Glypican-1 is a VEGF(165) binding proteoglycan that acts as an extracellular chaperone for VEGF(165)
Gengrinovitch, S × Berman, B David, Guido Witte, L Neufeld, G Ron, D #
Amer soc biochemistry molecular biology inc
Journal of biological chemistry vol:274 issue:16 pages:10816-10822
Glypican-1 is a member of a family of glycosylphosphatidylinositol anchored cell surface heparan sulfate proteoglycans implicated in the control of cellular growth and differentiation. The 165-amino acid form of vascular endothelial growth factor (VEGF(165)) is a mitogen for endothelial cells and a potent angiogenic factor in vivo. Heparin binds to VEGF(165) and enhances its binding to VEGF receptors. However, native HSPGs that bind VEGF(165) and modulate its receptor binding have not been identified. Among the glypicans, glypican-1 is the only member that is expressed in the vascular system.
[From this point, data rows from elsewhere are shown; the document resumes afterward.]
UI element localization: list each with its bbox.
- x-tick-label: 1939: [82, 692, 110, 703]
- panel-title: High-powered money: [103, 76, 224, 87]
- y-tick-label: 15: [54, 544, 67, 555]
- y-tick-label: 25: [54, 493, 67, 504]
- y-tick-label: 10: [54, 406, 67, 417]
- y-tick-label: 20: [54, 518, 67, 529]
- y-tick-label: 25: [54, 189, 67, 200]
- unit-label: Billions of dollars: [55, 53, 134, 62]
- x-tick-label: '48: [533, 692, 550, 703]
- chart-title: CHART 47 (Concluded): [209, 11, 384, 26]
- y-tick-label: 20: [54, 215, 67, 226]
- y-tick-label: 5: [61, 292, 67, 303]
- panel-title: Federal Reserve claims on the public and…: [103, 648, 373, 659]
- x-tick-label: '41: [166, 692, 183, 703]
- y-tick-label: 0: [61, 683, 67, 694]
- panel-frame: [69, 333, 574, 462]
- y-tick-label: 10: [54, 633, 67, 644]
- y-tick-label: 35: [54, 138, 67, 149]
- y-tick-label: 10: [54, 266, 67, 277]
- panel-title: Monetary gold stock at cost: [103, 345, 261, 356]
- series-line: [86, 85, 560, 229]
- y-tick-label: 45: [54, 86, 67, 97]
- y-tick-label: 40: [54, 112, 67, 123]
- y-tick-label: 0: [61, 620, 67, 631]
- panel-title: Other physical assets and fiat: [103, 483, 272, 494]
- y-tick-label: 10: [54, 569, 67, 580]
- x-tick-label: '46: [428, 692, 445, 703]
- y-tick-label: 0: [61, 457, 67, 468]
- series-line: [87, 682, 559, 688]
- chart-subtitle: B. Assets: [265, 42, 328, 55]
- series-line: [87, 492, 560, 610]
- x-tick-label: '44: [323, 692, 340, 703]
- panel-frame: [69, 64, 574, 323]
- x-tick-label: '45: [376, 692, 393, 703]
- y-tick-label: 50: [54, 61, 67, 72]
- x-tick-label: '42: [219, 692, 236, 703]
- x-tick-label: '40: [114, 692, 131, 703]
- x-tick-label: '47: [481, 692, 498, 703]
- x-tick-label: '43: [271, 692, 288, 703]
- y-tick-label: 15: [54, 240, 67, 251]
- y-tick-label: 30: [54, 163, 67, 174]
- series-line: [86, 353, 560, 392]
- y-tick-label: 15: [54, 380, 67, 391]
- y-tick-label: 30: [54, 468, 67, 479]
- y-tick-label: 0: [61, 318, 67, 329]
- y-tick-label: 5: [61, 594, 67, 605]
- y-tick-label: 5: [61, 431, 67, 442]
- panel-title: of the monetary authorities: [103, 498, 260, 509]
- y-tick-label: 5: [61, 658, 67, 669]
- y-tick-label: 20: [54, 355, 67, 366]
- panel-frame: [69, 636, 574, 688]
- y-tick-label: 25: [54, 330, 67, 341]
We have therefore examined whether glypican-1 can interact with VEGF(165). Glypican-1 from rat myoblasts binds specifically to VEGF(165) but not to VEGF(121). The binding has an apparent dissociation constant of 3 x 10(-10) M. The binding of glypican-1 to VEGF(165) is mediated by the heparan sulfate chains of glypican-1, because heparinase treatment abolishes this interaction. Only an excess of heparin or heparan sulfates but not other types of glycosaminoglycans inhibited this interaction. VEGF(165) interacts specifically not only with rat myoblast glypican-1 but also with human endothelial cell-derived glypican-1. The binding of I-125-VEGF(165) to heparinase-treated human vascular endothelial cells is reduced following heparinase treatment, and addition of glypican-1 restores the binding. Glypican-1 also potentiates the binding of I-125-VEGF(165) to a soluble extracellular domain of the VEGF receptor KDR/flk-1. Furthermore, we show that glypican-1 acts as an extracellular chaperone that can restore the receptor binding ability of VEGF(165), which has been damaged by oxidation. Taken together, these results suggest that glypican-1 may play an important role in the control of angiogenesis by regulating the activity of VEGF(165), a regulation that may be critical under conditions such as wound repair, in which oxidizing agents that can impair the activity of VEGF are produced, and in situations were the concentrations of active VEGF are limiting.